A Mulher de Trinta Anos - Cap. 1: Primeiros erros Pág. 45 / 205

Magoada nos seus mais íntimos desejos, nos costumes que em jovem sonhara, via-se obrigada a reter suas lágrimas. A quem havia de queixar-se? Quem a escutaria? Além disso, ela possuía essa extrema delicadeza de mulher, esse delicioso pudor de sentimento que consiste em calar uma queixa inútil, em não desejar um triunfo que deve humilhar o vencedor e o vencido. Júlia tentava incutir sua capacidade, suas próprias virtudes ao senhor d’Aiglemont, e lisonjeava-se de gozar a felicidade que lhe faltava.

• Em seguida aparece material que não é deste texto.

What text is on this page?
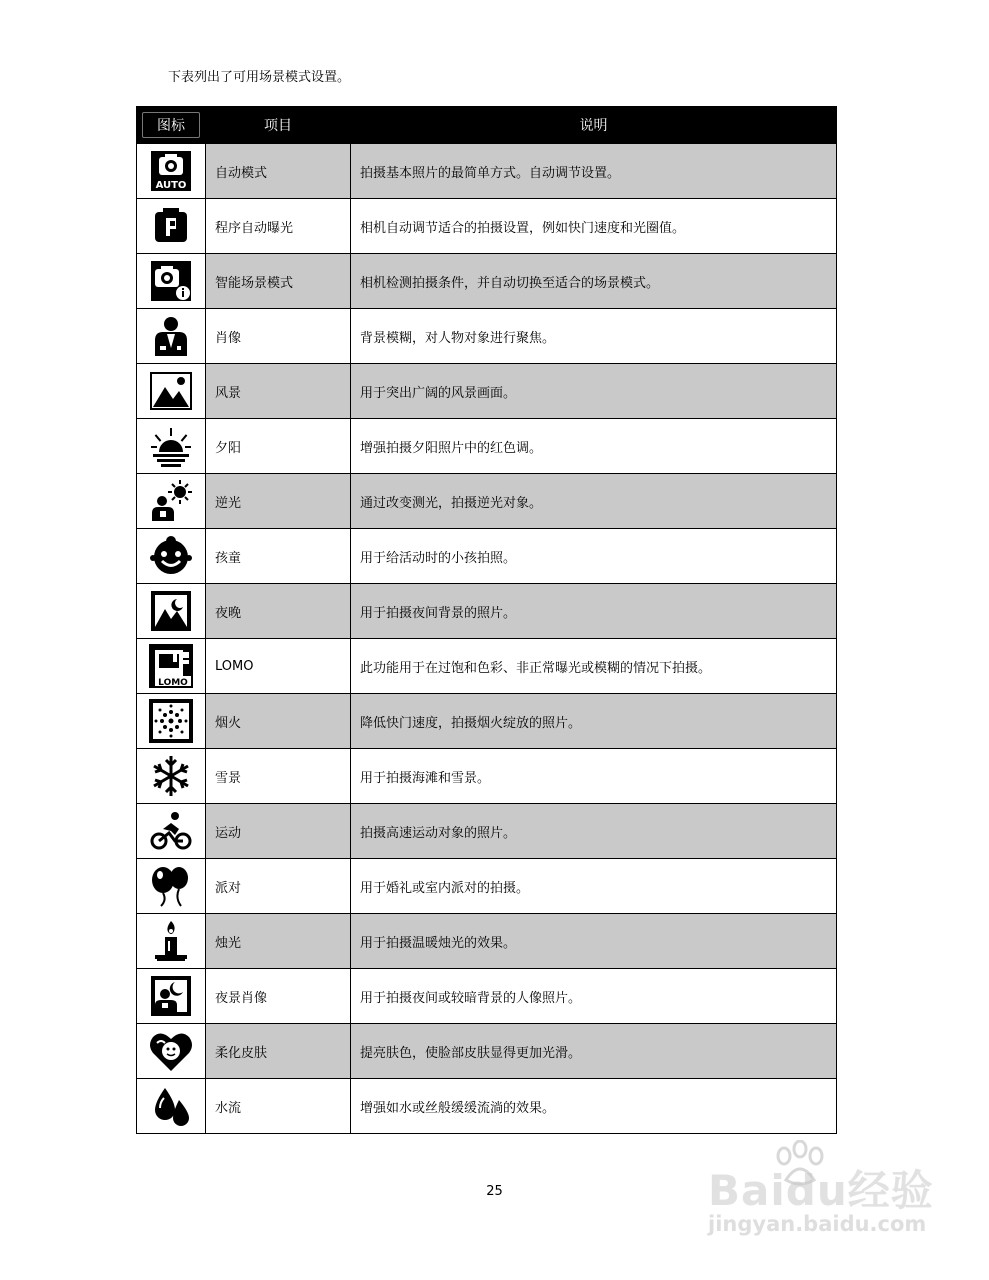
下表列出了可用场景模式设置。
图标	项目	说明

AUTO	自动模式	拍摄基本照片的最简单方式。自动调节设置。

	程序自动曝光	相机自动调节适合的拍摄设置，例如快门速度和光圈值。

	智能场景模式	相机检测拍摄条件，并自动切换至适合的场景模式。

	肖像	背景模糊，对人物对象进行聚焦。

	风景	用于突出广阔的风景画面。

	夕阳	增强拍摄夕阳照片中的红色调。

	逆光	通过改变测光，拍摄逆光对象。

	孩童	用于给活动时的小孩拍照。

	夜晚	用于拍摄夜间背景的照片。

LOMO	LOMO	此功能用于在过饱和色彩、非正常曝光或模糊的情况下拍摄。

	烟火	降低快门速度，拍摄烟火绽放的照片。

	雪景	用于拍摄海滩和雪景。

	运动	拍摄高速运动对象的照片。

	派对	用于婚礼或室内派对的拍摄。

	烛光	用于拍摄温暖烛光的效果。

	夜景肖像	用于拍摄夜间或较暗背景的人像照片。

	柔化皮肤	提亮肤色，使脸部皮肤显得更加光滑。

	水流	增强如水或丝般缓缓流淌的效果。
25	Baidu经验
jingyan.baidu.com
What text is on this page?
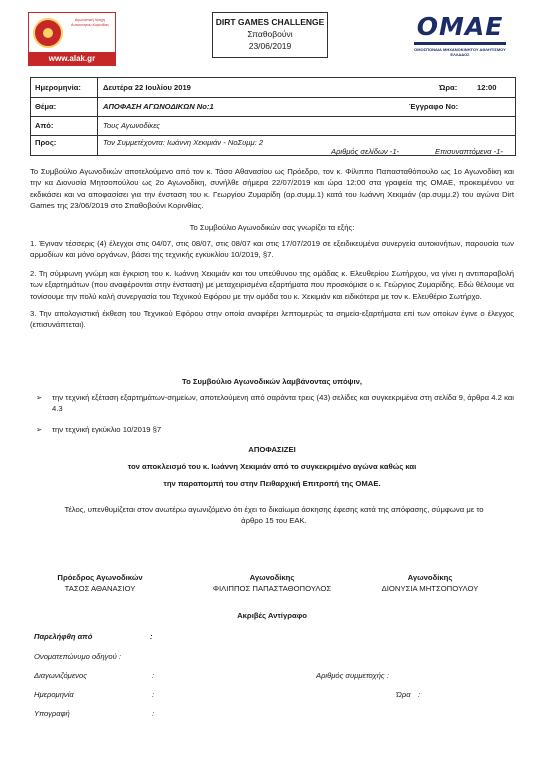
Αγωνιστική Λέσχη Αυτοκινήτου Κορινθίας
www.alak.gr
DIRT GAMES CHALLENGE
Σπαθοβούνι
23/06/2019
OMAE
ΟΜΟΣΠΟΝΔΙΑ ΜΗΧΑΝΟΚΙΝΗΤΟΥ ΑΘΛΗΤΙΣΜΟΥ ΕΛΛΑΔΟΣ
Ημερομηνία:	Δευτέρα 22 Ιουλίου 2019	Ώρα:	12:00
Θέμα:	ΑΠΟΦΑΣΗ ΑΓΩΝΟΔΙΚΩΝ Νο:1	Έγγραφο Νο:
Από:	Τους Αγωνοδίκες
Προς:	Τον Συμμετέχοντα: Ιωάννη Χεκιμιάν - ΝοΣυμμ: 2
Αριθμός σελίδων -1-	Επισυναπτόμενα -1-
Το Συμβούλιο Αγωνοδικών αποτελούμενο από τον κ. Τάσο Αθανασίου ως Πρόεδρο, τον κ. Φίλιππο Παπασταθόπουλο ως 1ο Αγωνοδίκη και την κα Διονυσία Μητσοπούλου ως 2ο Αγωνοδίκη, συνήλθε σήμερα 22/07/2019 και ώρα 12:00 στα γραφεία της ΟΜΑΕ, προκειμένου να εκδικάσει και να αποφασίσει για την ένσταση του κ. Γεωργίου Ζυμαρίδη (αρ.συμμ.1) κατά του Ιωάννη Χεκιμιάν (αρ.συμμ.2) του αγώνα Dirt Games της 23/06/2019 στο Σπαθοβούνι Κορινθίας.
Το Συμβούλιο Αγωνοδικών σας γνωρίζει τα εξής:
1. Έγιναν τέσσερις (4) έλεγχοι στις 04/07, στις 08/07, στις 08/07 και στις 17/07/2019 σε εξειδικευμένα συνεργεία αυτοκινήτων, παρουσία των αρμοδίων και μόνο οργάνων, βάσει της τεχνικής εγκυκλίου 10/2019, §7.
2. Τη σύμφωνη γνώμη και έγκριση του κ. Ιωάννη Χεκιμιάν και του υπεύθυνου της ομάδας κ. Ελευθερίου Σωτήρχου, να γίνει η αντιπαραβολή των εξαρτημάτων (που αναφέρονται στην ένσταση) με μεταχειρισμένα εξαρτήματα που προσκόμισε ο κ. Γεώργιος Ζυμαρίδης. Εδώ θέλουμε να τονίσουμε την πολύ καλή συνεργασία του Τεχνικού Εφόρου με την ομάδα του κ. Χεκιμιάν και ειδικότερα με τον κ. Ελευθέριο Σωτήρχο.
3. Την απολογιστική έκθεση του Τεχνικού Εφόρου στην οποία αναφέρει λεπτομερώς τα σημεία-εξαρτήματα επί των οποίων έγινε ο έλεγχος (επισυνάπτεται).
Το Συμβούλιο Αγωνοδικών λαμβάνοντας υπόψιν,
➢ την τεχνική εξέταση εξαρτημάτων-σημείων, αποτελούμενη από σαράντα τρεις (43) σελίδες και συγκεκριμένα στη σελίδα 9, άρθρα 4.2 και 4.3
➢ την τεχνική εγκύκλιο 10/2019 §7
ΑΠΟΦΑΣΙΖΕΙ
τον αποκλεισμό του κ. Ιωάννη Χεκιμιάν από το συγκεκριμένο αγώνα καθώς και
την παραπομπή του στην Πειθαρχική Επιτροπή της ΟΜΑΕ.
Τέλος, υπενθυμίζεται στον ανωτέρω αγωνιζόμενο ότι έχει το δικαίωμα άσκησης έφεσης κατά της απόφασης, σύμφωνα με το άρθρο 15 του ΕΑΚ.
Πρόεδρος Αγωνοδικών
ΤΑΣΟΣ ΑΘΑΝΑΣΙΟΥ
Αγωνοδίκης
ΦΙΛΙΠΠΟΣ ΠΑΠΑΣΤΑΘΟΠΟΥΛΟΣ
Αγωνοδίκης
ΔΙΟΝΥΣΙΑ ΜΗΤΣΟΠΟΥΛΟΥ
Ακριβές Αντίγραφο
Παρελήφθη από	:
Ονοματεπώνυμο οδηγού :
Διαγωνιζόμενος	:	Αριθμός συμμετοχής :
Ημερομηνία	:	Ώρα :
Υπογραφή	:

Toda sua sabedoria de mulher era inutilmente empregada em atenções ignoradas por aquele cujo despotismo perpetuavam. Havia momentos em que o desgosto deixava-a como que embriagada, sem idéias, meio louca; mas felizmente um sentimento de verdadeira piedade logo a reconciliava com uma suprema esperança; refugiava-se na vida futura, crença admirável que a fazia aceitar de novo a sua dolorosa tarefa. Esses combates tão terríveis, essas angústias íntimas eram obscuras, essas longas melancolias eram desconhecidas; criatura alguma recolhia seus gemidos, seus olhares ternos, suas lágrimas amargas derramadas na solidão.

Os perigos da crítica situação a que insensivelmente chegara por força das circunstâncias revelaram-se em toda sua gravidade numa noite do mês de janeiro de 1820.

Quando dois esposos se conhecem perfeitamente e estão muito habituados um ao outro, quando uma mulher sabe interpretar os gestos mais insignificantes de um homem e pode penetrar seus sentimentos ou as coisas que ele lhe oculta, sucede que brilha uma repentina claridade, devido às reflexões e reparos dados pelo acaso, ou tecidos a princípio descuidadamente. Amiúde, uma mulher desperta, de repente, à beira ou no fundo de um abismo. Assim a marquesa, feliz por se achar só havia alguns dias, adivinhou o segredo da sua solidão.